The state of Alaska did not deliberately create a race-based law enforcement system in the Bush and does not now allocate police resources to discriminate against predominantly Native communities, the Alaska Supreme Court ruled Friday.
The differences in the availability and quality of law enforcement between rural and urban Alaska are reasonably based on the problems encountered in serving communities on the road system and those off the road system, the court concluded in a unanimous decision.
The court rejected claims by the Alaska Inter-Tribal Council, the Alaska Native Justice Center and 10 rural villages that a segregated system “for providing law enforcement services has existed in Alaska since the 1800s.” The villages argued that the current Village Public Safety Officer program is a direct descendant of territorial race-based systems and is used to achieve a continuing objective of denying equal protection to Native villages.
VPSOs are unarmed peace officers who are supervised by the Alaska State Troopers, but are employees of regional nonprofits. Most are Native and work in off-road villages where no regular troopers are assigned. They are less rigorously trained and paid less than sworn troopers. The challenging villages claimed they constitute a “dual system” used to substitute for real troopers, which the state would have to assign if VPSOs were not available.
The court disagreed.
VPSOs are a “supplemental” service, the court said. “That VPSO services were mainly available in off-road communities that were predominantly Alaska Native does not establish that the allocation of trooper services was racially motivated,” wrote Justice Robert Eastaugh for the court. “It simply reflects demographic reality in Alaska.”

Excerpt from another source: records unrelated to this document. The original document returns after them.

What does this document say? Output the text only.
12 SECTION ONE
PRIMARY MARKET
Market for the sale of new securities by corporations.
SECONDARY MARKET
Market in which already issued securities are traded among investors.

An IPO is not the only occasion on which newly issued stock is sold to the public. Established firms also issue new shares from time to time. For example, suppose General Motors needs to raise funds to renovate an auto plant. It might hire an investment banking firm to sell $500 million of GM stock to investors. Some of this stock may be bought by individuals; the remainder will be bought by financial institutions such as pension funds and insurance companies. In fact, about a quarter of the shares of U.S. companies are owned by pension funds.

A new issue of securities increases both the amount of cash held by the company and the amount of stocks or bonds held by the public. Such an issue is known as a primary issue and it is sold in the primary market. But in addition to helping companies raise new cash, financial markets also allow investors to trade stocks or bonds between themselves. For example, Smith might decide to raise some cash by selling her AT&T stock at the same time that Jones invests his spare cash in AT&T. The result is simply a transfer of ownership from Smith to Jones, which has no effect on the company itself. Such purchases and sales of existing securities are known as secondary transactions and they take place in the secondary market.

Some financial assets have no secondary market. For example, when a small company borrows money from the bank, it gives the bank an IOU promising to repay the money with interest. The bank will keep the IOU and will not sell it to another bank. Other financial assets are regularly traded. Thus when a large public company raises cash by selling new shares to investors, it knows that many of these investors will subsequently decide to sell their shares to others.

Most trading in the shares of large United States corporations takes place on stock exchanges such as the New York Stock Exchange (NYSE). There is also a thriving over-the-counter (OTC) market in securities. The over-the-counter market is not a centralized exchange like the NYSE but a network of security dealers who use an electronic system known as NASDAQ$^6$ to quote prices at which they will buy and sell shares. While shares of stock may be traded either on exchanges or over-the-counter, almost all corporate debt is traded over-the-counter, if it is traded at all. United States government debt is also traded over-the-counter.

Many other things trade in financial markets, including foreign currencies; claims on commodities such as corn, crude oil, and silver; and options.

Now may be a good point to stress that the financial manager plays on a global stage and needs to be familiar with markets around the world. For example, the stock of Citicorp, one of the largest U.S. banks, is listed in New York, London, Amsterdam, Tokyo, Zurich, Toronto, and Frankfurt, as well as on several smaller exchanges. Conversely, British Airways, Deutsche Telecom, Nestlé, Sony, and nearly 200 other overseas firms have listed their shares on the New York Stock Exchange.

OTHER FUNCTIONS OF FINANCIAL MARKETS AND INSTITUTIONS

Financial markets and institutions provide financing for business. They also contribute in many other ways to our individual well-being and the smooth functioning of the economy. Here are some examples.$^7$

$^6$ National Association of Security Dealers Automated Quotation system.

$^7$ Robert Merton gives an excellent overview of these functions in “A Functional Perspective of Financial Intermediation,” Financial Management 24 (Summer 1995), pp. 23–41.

A press release from Attorney General David Marquez’s office welcomed the decision, but Natalie Landreth, a staff attorney for Native American Rights Fund in Anchorage and one of two attorneys who argued against the state, said her side was “profoundly disappointed.”
The people in Alaska’s villages “do live under a separate and unequal rural public safety system, and I guess this decision means that system is going to continue,” she said.
But the issue was not whether villagers get as much police protection as urban Alaskans, or even if all villages get the same protection. Those are legislative and administrative questions, the courts have said. The issue was whether the state was using race as a basis for allocating police resources among "similarly situated" communities.
They are not, the court concluded.
“Instead, the evidence permits a logical conclusion that the state developed its system of rural law enforcement based on financial and geographical constraints, and an evaluation of crime rates in those locations,” the court said.
Mike Williams, a lifelong resident of the Kuskokwim River village of Akiak and one of the plaintiffs, suggested the outcome might have been different “if those justices would take some time off and live in Akiak or in a place where there’s no police. Then they would realize what we live with.”
The state should be required to provide better protection than is currently available, Williams said. Only a portion of rural communities have VPSOs, and those are underpaid, he said.
The suicide last week of the VPSO in Russian Mission illustrated the depth of the funding issue, Williams added. “He was paying for his own heat and phones. How can police officers live like that? They won’t do it in Anchorage.”
Friday’s decision, which upheld a lower court decision, may be the end of this case, but it is not the end of the issue. A commission of rural residents, mandated by federal law, has been meeting over the past year and is expected to make recommendations soon to Congress and the Alaska Legislature on improving village public safety.
In the meantime, the plaintiffs are considering their legal options, Landreth said. They include seeking another state Supreme Court review, or asking the U.S. Supreme Court to hear it.